Николай шумно вздохнул. Грудная клетка ходила ходуном, поэтому вдох и выдох получились прерывистыми, со всхлипыванием. Он с ненавистью поднялся и вытянул руки по швам. Сержант стоял, как памятник самому себе — ладный, подтянутый… слуга царю, отец солдатам, сволочь. Безупречно бритое лицо его ухмылялось, ноги расставлены, подмышками нет никаких расплывающихся пятен. Даже кирзачи его — последний писк моды этой долбаной армейской верхушки — сияли чуть ли не солнечными зайчиками нарочито смятых голенищ. Благословенный рюкзак горой топорщился за его спиной. Николай… впрочем, он давно уже стал «Никоном» для этого ухмыляющегося садиста… Николай сглотнул вязкий комок и хрипло сказал:

— Господин сержант, разрешите обратиться?

— Обращайся, дристун Никон, — сделав паузу, ответил Сержант.

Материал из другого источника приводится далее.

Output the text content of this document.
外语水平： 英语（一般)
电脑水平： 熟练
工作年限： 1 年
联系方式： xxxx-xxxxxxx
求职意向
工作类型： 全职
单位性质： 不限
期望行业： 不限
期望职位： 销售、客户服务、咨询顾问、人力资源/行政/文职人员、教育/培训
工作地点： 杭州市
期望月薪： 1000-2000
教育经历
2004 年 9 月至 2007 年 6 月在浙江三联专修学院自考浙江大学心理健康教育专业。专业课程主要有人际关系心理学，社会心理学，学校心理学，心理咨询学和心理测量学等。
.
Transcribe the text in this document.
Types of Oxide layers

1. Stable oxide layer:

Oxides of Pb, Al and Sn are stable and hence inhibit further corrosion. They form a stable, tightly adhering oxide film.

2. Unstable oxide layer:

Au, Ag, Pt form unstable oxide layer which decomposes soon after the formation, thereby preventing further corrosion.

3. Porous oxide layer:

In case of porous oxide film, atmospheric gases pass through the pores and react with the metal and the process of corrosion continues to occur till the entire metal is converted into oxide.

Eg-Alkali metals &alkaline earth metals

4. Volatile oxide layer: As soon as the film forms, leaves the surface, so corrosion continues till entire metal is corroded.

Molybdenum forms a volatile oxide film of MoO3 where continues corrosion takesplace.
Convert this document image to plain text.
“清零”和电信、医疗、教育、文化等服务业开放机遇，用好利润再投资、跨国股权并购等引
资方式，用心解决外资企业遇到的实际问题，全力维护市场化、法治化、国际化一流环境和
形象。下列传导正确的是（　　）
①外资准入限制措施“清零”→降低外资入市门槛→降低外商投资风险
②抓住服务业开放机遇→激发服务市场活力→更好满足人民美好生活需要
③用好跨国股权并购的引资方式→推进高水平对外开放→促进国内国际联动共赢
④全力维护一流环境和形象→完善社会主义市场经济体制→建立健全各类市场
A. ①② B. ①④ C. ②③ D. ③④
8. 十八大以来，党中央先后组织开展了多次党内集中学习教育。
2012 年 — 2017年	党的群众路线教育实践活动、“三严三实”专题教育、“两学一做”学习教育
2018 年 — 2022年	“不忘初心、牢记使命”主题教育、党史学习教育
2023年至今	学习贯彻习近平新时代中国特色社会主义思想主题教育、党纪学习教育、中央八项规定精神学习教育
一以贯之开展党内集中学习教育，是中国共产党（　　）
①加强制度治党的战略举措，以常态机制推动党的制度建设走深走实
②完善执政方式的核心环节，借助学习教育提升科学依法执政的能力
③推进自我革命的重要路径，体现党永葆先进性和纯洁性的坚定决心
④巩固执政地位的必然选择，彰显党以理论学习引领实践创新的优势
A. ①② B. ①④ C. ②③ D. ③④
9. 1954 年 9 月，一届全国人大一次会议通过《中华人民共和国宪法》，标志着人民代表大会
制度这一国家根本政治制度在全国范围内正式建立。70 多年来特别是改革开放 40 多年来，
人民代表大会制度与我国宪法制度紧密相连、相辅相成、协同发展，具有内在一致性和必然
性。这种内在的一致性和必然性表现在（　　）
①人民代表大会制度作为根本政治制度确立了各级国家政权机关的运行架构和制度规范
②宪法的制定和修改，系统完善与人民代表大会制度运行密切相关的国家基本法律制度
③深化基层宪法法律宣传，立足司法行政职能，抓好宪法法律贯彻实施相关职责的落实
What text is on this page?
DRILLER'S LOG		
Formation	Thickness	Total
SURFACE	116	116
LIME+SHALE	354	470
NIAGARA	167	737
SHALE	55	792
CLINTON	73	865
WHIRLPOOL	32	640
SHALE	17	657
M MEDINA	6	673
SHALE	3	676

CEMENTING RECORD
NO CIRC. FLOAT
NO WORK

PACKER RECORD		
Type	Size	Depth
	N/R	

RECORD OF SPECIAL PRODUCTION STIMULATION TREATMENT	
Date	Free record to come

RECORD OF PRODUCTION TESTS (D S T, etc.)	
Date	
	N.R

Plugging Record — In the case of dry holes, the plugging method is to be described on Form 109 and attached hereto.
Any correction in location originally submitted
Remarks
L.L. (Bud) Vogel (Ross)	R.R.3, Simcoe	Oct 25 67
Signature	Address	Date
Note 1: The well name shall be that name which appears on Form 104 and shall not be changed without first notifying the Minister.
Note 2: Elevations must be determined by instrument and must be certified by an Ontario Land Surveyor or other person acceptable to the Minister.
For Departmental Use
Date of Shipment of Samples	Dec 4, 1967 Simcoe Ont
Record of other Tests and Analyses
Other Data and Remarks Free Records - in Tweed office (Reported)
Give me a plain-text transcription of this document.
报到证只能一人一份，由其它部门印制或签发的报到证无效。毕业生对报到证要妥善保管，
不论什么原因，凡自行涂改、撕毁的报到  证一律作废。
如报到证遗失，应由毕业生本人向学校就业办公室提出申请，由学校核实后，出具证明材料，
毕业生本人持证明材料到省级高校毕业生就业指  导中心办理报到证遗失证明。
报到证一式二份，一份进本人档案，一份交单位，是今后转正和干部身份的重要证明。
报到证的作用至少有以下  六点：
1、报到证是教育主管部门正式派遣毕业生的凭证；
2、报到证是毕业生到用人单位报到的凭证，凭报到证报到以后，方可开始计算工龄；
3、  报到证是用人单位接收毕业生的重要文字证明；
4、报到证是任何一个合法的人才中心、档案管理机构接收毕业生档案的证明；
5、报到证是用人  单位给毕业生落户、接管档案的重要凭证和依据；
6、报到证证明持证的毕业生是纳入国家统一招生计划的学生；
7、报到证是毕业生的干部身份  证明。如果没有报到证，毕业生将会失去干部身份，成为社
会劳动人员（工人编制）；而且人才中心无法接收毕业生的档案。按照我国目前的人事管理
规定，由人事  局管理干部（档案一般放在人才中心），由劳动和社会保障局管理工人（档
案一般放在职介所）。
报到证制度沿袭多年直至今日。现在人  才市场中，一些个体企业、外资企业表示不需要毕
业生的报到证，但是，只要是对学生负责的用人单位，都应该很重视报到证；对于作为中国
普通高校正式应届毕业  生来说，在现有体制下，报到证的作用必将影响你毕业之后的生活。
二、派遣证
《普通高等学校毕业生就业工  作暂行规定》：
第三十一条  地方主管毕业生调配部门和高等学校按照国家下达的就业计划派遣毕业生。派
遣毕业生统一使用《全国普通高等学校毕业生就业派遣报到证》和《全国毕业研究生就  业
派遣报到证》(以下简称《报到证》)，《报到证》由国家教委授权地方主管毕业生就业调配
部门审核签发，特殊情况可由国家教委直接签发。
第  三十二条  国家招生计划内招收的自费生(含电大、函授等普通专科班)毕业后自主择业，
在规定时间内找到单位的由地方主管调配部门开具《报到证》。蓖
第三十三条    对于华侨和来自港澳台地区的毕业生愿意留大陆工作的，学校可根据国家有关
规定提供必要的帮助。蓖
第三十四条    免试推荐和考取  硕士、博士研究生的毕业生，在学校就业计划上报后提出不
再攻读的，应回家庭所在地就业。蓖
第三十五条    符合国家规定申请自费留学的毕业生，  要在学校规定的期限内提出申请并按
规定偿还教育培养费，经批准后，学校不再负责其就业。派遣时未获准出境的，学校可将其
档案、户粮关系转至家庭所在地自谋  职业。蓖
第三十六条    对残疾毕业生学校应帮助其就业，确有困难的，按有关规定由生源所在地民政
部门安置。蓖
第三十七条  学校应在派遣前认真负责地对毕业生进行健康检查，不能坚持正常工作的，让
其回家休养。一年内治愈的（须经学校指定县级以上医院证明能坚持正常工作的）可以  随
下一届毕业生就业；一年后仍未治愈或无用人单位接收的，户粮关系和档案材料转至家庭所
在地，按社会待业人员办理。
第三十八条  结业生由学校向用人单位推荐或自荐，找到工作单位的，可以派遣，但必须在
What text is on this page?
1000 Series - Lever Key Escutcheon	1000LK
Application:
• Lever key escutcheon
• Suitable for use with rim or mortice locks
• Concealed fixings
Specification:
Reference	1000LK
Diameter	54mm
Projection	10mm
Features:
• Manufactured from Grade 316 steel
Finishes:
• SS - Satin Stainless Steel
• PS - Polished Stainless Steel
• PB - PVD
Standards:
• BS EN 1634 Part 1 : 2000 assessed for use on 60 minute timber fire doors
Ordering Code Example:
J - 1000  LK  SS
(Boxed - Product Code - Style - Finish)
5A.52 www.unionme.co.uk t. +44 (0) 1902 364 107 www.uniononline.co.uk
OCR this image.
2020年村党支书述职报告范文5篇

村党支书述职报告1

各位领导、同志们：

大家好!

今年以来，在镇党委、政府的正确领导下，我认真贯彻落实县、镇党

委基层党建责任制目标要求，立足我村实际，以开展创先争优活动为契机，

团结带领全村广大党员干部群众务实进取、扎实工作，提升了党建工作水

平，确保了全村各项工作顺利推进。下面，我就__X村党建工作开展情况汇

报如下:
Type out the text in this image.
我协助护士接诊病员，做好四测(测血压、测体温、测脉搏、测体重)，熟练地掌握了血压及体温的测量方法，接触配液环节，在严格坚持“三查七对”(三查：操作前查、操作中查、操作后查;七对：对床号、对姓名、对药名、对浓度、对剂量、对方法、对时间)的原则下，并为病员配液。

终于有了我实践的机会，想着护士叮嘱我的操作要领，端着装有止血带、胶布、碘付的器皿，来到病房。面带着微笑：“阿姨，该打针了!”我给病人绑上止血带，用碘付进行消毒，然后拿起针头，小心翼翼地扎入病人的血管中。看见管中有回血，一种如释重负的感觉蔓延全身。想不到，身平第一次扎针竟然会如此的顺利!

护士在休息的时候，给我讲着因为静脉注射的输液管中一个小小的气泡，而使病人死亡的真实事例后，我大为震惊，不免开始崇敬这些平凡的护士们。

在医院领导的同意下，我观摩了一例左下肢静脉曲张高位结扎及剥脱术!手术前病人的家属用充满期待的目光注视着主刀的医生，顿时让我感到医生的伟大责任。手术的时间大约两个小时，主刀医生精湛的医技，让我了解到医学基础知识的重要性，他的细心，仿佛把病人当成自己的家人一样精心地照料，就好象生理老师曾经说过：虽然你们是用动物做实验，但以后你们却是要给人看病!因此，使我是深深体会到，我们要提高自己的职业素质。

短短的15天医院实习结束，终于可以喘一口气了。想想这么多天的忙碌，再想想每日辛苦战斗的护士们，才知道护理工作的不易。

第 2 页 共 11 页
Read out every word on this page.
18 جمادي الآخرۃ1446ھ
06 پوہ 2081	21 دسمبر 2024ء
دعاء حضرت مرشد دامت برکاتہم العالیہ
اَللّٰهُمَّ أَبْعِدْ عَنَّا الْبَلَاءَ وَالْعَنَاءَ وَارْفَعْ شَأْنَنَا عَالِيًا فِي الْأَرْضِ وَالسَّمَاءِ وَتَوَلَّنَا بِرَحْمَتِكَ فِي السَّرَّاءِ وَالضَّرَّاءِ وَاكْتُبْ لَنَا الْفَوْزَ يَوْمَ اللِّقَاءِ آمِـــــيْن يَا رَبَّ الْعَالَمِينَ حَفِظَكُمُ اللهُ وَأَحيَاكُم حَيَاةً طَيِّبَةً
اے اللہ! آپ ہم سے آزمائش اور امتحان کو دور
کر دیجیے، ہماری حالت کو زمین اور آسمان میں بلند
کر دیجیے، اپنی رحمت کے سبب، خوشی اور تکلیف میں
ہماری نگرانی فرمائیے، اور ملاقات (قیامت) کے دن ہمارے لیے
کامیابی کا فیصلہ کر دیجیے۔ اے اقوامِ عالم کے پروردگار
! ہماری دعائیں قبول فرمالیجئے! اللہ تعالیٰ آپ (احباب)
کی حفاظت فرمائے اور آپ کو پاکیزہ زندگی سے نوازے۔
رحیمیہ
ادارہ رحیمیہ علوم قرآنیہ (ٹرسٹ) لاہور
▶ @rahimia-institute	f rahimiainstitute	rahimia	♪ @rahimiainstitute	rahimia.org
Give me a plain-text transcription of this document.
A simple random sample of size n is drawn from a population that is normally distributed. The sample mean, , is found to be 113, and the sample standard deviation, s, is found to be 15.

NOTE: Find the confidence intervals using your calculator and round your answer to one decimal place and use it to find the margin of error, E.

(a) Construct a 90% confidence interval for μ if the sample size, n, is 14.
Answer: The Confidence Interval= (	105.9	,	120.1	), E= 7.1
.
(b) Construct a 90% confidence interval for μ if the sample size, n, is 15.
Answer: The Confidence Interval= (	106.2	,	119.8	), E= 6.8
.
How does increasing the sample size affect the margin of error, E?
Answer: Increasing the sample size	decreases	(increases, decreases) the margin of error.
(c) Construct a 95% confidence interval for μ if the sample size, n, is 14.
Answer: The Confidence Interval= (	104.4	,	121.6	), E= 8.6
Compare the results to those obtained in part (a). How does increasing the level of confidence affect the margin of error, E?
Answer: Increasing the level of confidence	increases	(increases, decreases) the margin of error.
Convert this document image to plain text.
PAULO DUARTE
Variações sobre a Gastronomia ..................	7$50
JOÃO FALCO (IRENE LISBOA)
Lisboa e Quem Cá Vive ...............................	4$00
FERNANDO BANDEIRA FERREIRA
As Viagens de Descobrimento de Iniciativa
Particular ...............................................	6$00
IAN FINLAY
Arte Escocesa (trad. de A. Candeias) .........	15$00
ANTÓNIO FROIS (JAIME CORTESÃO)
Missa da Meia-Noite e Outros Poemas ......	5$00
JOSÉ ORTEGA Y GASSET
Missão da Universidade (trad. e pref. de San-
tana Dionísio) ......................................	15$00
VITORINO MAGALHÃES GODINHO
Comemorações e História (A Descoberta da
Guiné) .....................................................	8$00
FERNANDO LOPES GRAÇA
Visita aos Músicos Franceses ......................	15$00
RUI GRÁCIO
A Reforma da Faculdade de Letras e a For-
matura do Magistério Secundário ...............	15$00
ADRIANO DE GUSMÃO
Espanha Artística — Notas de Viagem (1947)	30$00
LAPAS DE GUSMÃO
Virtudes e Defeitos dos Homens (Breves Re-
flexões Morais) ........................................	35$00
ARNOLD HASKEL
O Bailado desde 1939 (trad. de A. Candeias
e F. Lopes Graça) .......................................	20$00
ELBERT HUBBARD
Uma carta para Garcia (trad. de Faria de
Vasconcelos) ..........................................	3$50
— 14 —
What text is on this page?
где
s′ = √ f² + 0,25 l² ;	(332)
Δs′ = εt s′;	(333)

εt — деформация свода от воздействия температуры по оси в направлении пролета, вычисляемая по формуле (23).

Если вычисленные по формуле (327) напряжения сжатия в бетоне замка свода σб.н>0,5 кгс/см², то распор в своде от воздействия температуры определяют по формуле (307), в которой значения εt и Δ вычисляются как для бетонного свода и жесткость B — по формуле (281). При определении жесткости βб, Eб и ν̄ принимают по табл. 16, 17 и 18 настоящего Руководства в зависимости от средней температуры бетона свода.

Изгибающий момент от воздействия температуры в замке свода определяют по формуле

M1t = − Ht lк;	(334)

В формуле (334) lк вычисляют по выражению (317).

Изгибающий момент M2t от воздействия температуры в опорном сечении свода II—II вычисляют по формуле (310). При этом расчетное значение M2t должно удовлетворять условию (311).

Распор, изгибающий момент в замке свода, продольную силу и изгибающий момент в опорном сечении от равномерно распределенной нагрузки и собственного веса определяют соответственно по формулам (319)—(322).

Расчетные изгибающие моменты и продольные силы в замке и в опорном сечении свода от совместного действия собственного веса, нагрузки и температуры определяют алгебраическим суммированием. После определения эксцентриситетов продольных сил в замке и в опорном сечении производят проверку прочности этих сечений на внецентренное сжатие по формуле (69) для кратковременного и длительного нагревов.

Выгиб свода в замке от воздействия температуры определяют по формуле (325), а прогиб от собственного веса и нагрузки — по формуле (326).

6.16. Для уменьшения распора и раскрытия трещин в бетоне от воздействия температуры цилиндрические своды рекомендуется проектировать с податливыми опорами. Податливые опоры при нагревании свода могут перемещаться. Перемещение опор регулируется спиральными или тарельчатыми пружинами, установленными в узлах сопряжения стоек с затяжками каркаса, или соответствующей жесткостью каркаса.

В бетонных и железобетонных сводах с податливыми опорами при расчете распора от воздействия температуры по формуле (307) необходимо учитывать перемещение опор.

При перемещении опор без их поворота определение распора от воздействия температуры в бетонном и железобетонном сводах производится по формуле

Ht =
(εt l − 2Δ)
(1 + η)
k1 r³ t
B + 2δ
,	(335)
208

— Курсант Коряга умер, сэр.

— Курсант Коряга выбыл с дистанции, — ровно ответил проклятый истукан. — Судьба его не должна волновать оставшихся претендентов. — Сержант обернулся к Ангару, посмотрел в небо, повернулся и чётко сказал. — Согласно протоколу, вызвана аварийная бригада. — Он ухмыльнулся Никону и рявкнул. — Ты остаёшься, курсант! Не криви морду — прыщи вскочат! Согласно показаниям твоей личной телеметрии, тебе ещё служить и служить, сынок. Отдышался? В бою не отдышишься! Что такое бой, гусёнок?

— Полные штаны говна при безупречном выполнении боевого приказа! — устало выкрикнул Никон.

— Верно, сынок. По ноздри в говне, по макушку в крови и кишках. Но — приказ выполнен! И таким, как ты, жирный бурдюк, этого не понять, как не понял бывший курсант Коряга, а ныне кусок говна, отчисленный с курсов, как непригодный к дальнейшему боевому обучению!

Сержант орал ещё пару минут, выщёлкивая слова твёрдо и отчётливо. Такая уж у него функция — орать. Никон молчал, ел глазами начальство и думал о том, как он ненавидит всё это. И труп несчастного Коряги, переставший интересовать Сержанта после выполнения идиотского доклада-протокола, и раскалённый песок песчаного пляжа, и отвратительный пальмовый шелест, и горячий ветер, и тошноту, снова подступающую к горлу… и вообще весь этот трижды проклятый остров в семижды проклятом океане. А пуще всего — это говённое, ублюдочное время муссонов, несущих к ним привет с материка.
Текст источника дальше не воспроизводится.